Lyrics
Dicen que había un tipo que en mil novecientos setenta y dos, tocaba la lira pensando en la liga como un faldaquero de trovador. Estudió medicina con los jesuítas y al poco tiempo, él se salió. Marchó de ayudante hasta la clínica de un cirujano que le enseñó.
Dentro del mundo del folclore, ganó prestigio y posición,
Y cambió las batas por viejas corbatas y acabó en un gran salón.
Con los viejos zorros
maestros del pacto y la extorsión,
en cenas solemnes y rituales, brindaba extraño sin comprensión.
[Chorus]
Veía sombras detrás de los cuadros,
susurros ocultos en cada reunión,
juraban secretos mirando al vacío
y él asentía en bodas de sangre, la aberrante unión.
[Chorus]
Pasaron los años, crecieron las cuentas,
Hizo fortuna en su alrededor,
hasta que una noche cerró la carpeta, huyendo del granjué, goá terrador.
Se instaló en Mallorca, concretamente en Cala d'Or, cambió hasta su nombre,
quemó documentos frente al mirador
Compró una pista de tenis para olvidar la aberración, y allí jugaba con los que buscaban la redención.
Y allí conoció siendo niño, al ciudadano, de Manacor.

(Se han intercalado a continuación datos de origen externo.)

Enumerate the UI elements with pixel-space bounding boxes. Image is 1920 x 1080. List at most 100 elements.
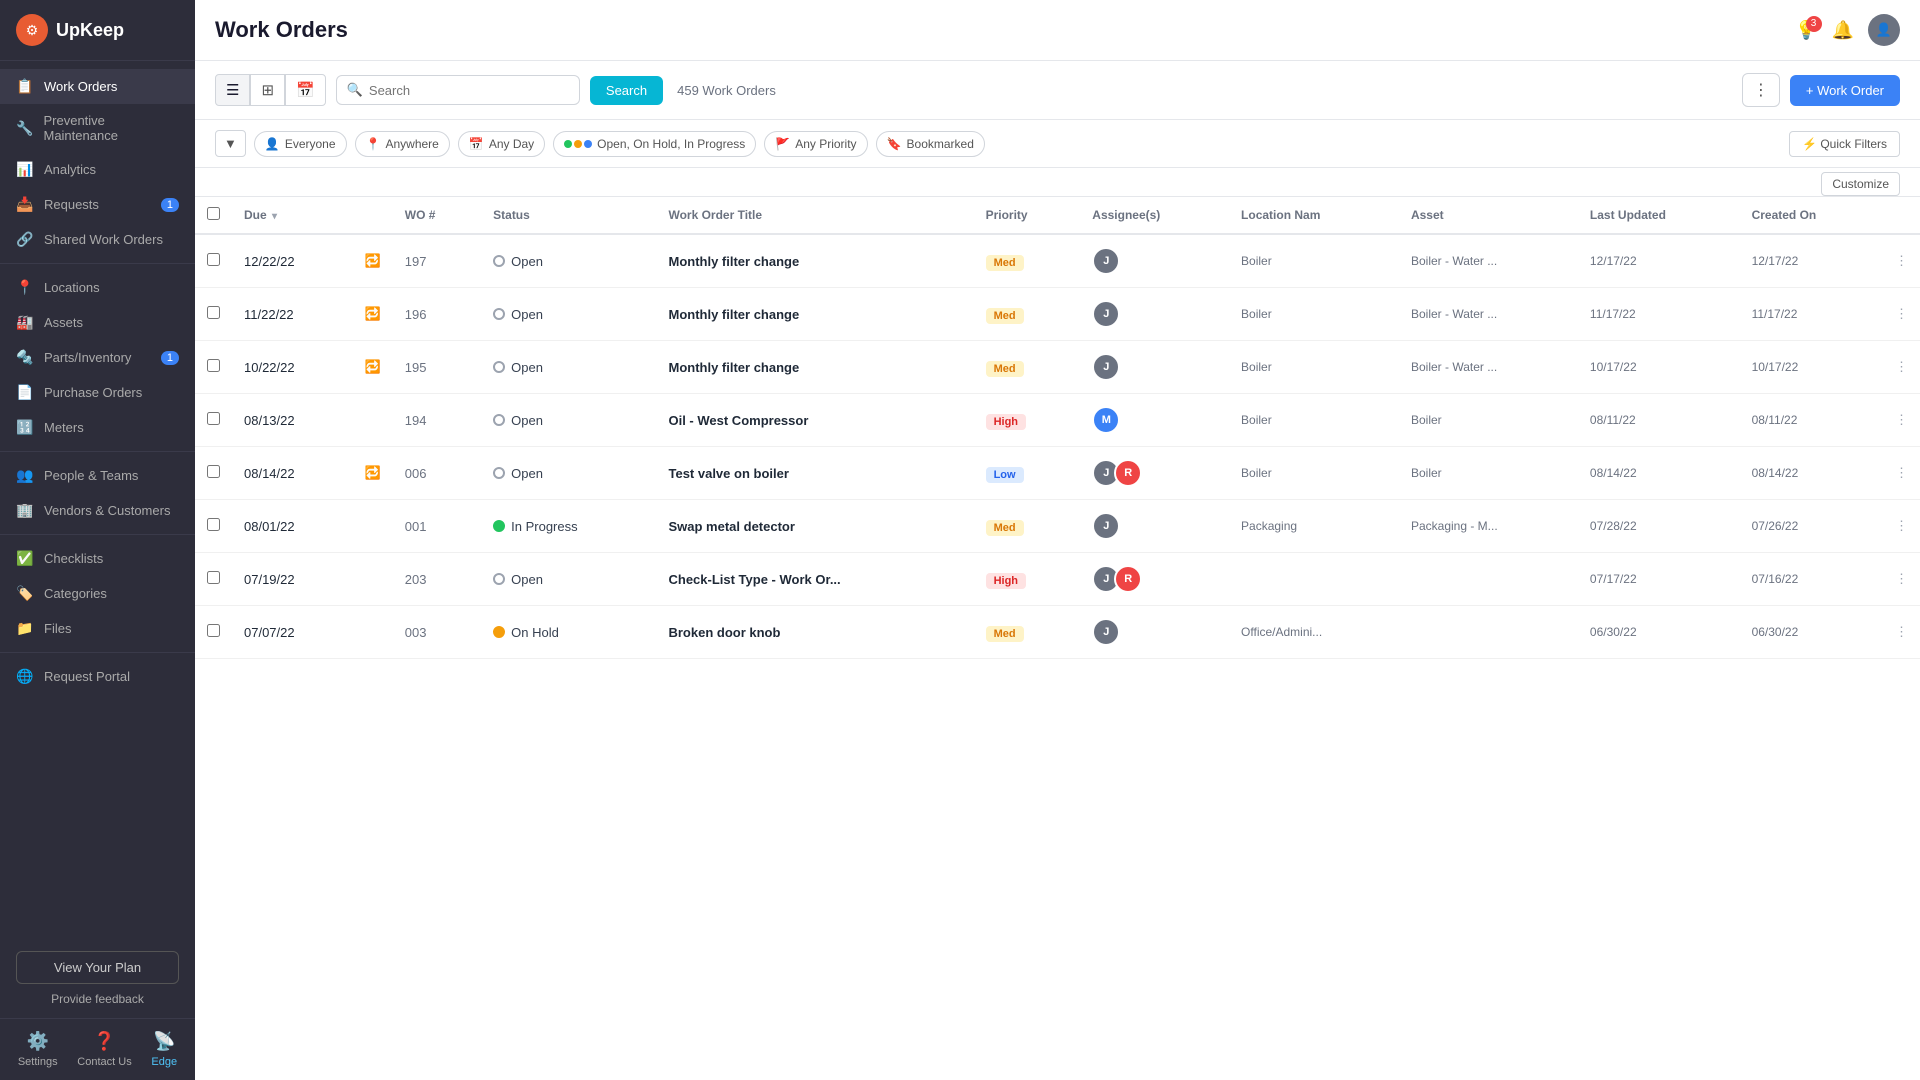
sidebar-item-files[interactable]: 📁 Files — [0, 611, 195, 646]
row-title-1[interactable]: Monthly filter change — [656, 288, 973, 341]
sidebar-item-preventive-maintenance[interactable]: 🔧 Preventive Maintenance — [0, 104, 195, 152]
row-checkbox-1[interactable] — [207, 306, 220, 319]
quick-filters-button[interactable]: ⚡ Quick Filters — [1789, 131, 1900, 157]
anywhere-filter[interactable]: 📍 Anywhere — [355, 131, 450, 157]
list-view-button[interactable]: ☰ — [215, 74, 250, 106]
sidebar-item-work-orders[interactable]: 📋 Work Orders — [0, 69, 195, 104]
sidebar-item-assets[interactable]: 🏭 Assets — [0, 305, 195, 340]
bell-button[interactable]: 🔔 — [1832, 20, 1854, 41]
row-checkbox-4[interactable] — [207, 465, 220, 478]
sidebar-item-locations[interactable]: 📍 Locations — [0, 270, 195, 305]
row-title-2[interactable]: Monthly filter change — [656, 341, 973, 394]
priority-badge-1: Med — [986, 308, 1024, 324]
status-circle-3 — [493, 414, 505, 426]
page-header: Work Orders 💡 3 🔔 👤 — [195, 0, 1920, 61]
calendar-view-button[interactable]: 📅 — [285, 74, 326, 106]
row-status-1: Open — [481, 288, 656, 341]
row-checkbox-7[interactable] — [207, 624, 220, 637]
bookmarked-filter[interactable]: 🔖 Bookmarked — [876, 131, 985, 157]
table-row[interactable]: 07/19/22 203 Open Check-List Type - Work… — [195, 553, 1920, 606]
row-more-4[interactable]: ⋮ — [1883, 447, 1920, 500]
row-checkbox-3[interactable] — [207, 412, 220, 425]
add-work-order-button[interactable]: + Work Order — [1790, 75, 1900, 106]
row-repeat-0: 🔁 — [353, 234, 393, 288]
table-row[interactable]: 07/07/22 003 On Hold Broken door knob Me… — [195, 606, 1920, 659]
priority-filter[interactable]: 🚩 Any Priority — [764, 131, 867, 157]
table-row[interactable]: 11/22/22 🔁 196 Open Monthly filter chang… — [195, 288, 1920, 341]
row-more-3[interactable]: ⋮ — [1883, 394, 1920, 447]
row-title-0[interactable]: Monthly filter change — [656, 234, 973, 288]
sidebar-item-requests[interactable]: 📥 Requests 1 — [0, 187, 195, 222]
user-avatar-button[interactable]: 👤 — [1868, 14, 1900, 46]
row-more-5[interactable]: ⋮ — [1883, 500, 1920, 553]
sidebar-label-checklists: Checklists — [44, 551, 103, 566]
sidebar-logo[interactable]: ⚙ UpKeep — [0, 0, 195, 61]
grid-view-button[interactable]: ⊞ — [250, 74, 285, 106]
view-plan-button[interactable]: View Your Plan — [16, 951, 179, 984]
table-row[interactable]: 08/01/22 001 In Progress Swap metal dete… — [195, 500, 1920, 553]
sidebar-item-categories[interactable]: 🏷️ Categories — [0, 576, 195, 611]
row-assignees-0: J — [1080, 234, 1229, 288]
sidebar-item-purchase-orders[interactable]: 📄 Purchase Orders — [0, 375, 195, 410]
footer-item-contact-us[interactable]: ❓ Contact Us — [77, 1031, 131, 1068]
row-asset-0: Boiler - Water ... — [1399, 234, 1578, 288]
row-wo-num-6: 203 — [393, 553, 481, 606]
sidebar-icon-assets: 🏭 — [16, 314, 34, 331]
status-text-1: Open — [511, 307, 543, 322]
everyone-filter[interactable]: 👤 Everyone — [254, 131, 347, 157]
row-checkbox-5[interactable] — [207, 518, 220, 531]
status-filter[interactable]: Open, On Hold, In Progress — [553, 131, 756, 157]
row-title-5[interactable]: Swap metal detector — [656, 500, 973, 553]
sidebar-label-requests: Requests — [44, 197, 99, 212]
any-day-filter[interactable]: 📅 Any Day — [458, 131, 545, 157]
row-title-4[interactable]: Test valve on boiler — [656, 447, 973, 500]
row-last-updated-3: 08/11/22 — [1578, 394, 1740, 447]
row-location-1: Boiler — [1229, 288, 1399, 341]
sidebar-label-purchase-orders: Purchase Orders — [44, 385, 142, 400]
sidebar-item-analytics[interactable]: 📊 Analytics — [0, 152, 195, 187]
row-checkbox-6[interactable] — [207, 571, 220, 584]
filter-button[interactable]: ▼ — [215, 130, 246, 157]
row-more-2[interactable]: ⋮ — [1883, 341, 1920, 394]
table-row[interactable]: 08/14/22 🔁 006 Open Test valve on boiler… — [195, 447, 1920, 500]
col-asset: Asset — [1399, 197, 1578, 234]
sidebar-item-people-teams[interactable]: 👥 People & Teams — [0, 458, 195, 493]
row-checkbox-0[interactable] — [207, 253, 220, 266]
row-created-on-4: 08/14/22 — [1740, 447, 1883, 500]
sidebar-item-checklists[interactable]: ✅ Checklists — [0, 541, 195, 576]
search-input[interactable] — [369, 83, 569, 98]
row-checkbox-2[interactable] — [207, 359, 220, 372]
row-assignees-7: J — [1080, 606, 1229, 659]
row-more-1[interactable]: ⋮ — [1883, 288, 1920, 341]
person-icon: 👤 — [265, 137, 280, 151]
row-asset-2: Boiler - Water ... — [1399, 341, 1578, 394]
table-row[interactable]: 12/22/22 🔁 197 Open Monthly filter chang… — [195, 234, 1920, 288]
more-options-button[interactable]: ⋮ — [1742, 73, 1780, 107]
row-title-3[interactable]: Oil - West Compressor — [656, 394, 973, 447]
select-all-checkbox[interactable] — [207, 207, 220, 220]
repeat-icon: 🔁 — [365, 465, 381, 480]
customize-button[interactable]: Customize — [1821, 172, 1900, 196]
sidebar-item-parts-inventory[interactable]: 🔩 Parts/Inventory 1 — [0, 340, 195, 375]
feedback-link[interactable]: Provide feedback — [16, 992, 179, 1006]
footer-item-edge[interactable]: 📡 Edge — [151, 1031, 177, 1068]
row-title-6[interactable]: Check-List Type - Work Or... — [656, 553, 973, 606]
sidebar-item-meters[interactable]: 🔢 Meters — [0, 410, 195, 445]
sidebar-item-vendors-customers[interactable]: 🏢 Vendors & Customers — [0, 493, 195, 528]
row-more-0[interactable]: ⋮ — [1883, 234, 1920, 288]
bookmark-icon: 🔖 — [887, 137, 902, 151]
footer-item-settings[interactable]: ⚙️ Settings — [18, 1031, 58, 1068]
open-dot — [564, 140, 572, 148]
bulb-button[interactable]: 💡 3 — [1795, 20, 1817, 41]
row-more-6[interactable]: ⋮ — [1883, 553, 1920, 606]
table-row[interactable]: 10/22/22 🔁 195 Open Monthly filter chang… — [195, 341, 1920, 394]
row-due-2: 10/22/22 — [232, 341, 353, 394]
view-toggle: ☰ ⊞ 📅 — [215, 74, 326, 106]
sidebar-item-shared-work-orders[interactable]: 🔗 Shared Work Orders — [0, 222, 195, 257]
search-button[interactable]: Search — [590, 76, 663, 105]
row-title-7[interactable]: Broken door knob — [656, 606, 973, 659]
badge-parts-inventory: 1 — [161, 351, 179, 365]
table-row[interactable]: 08/13/22 194 Open Oil - West Compressor … — [195, 394, 1920, 447]
sidebar-item-request-portal[interactable]: 🌐 Request Portal — [0, 659, 195, 694]
row-more-7[interactable]: ⋮ — [1883, 606, 1920, 659]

Pero en dos mil veinte volvió de repente,
como quien regresa de una expedición,
con una papaya bordada en la chaqueta:
"Doctor Papaya" no solo fue una auto psióp.
[Chorus]
Y hablaba en el Tuister de hilos ocultos,
de un sitio invisible tras el telón,
jurando que iba a sacar todo el jugo de todo Gran Juego con un peón.
[Chorus]
Nadie sabía si era un profeta,
si era un cuentero o un fanfarrón,
Pero él guarda todo en la secuencia de un cebador,
Y pronto ya vuelve con su pecerreo itermó ciclador.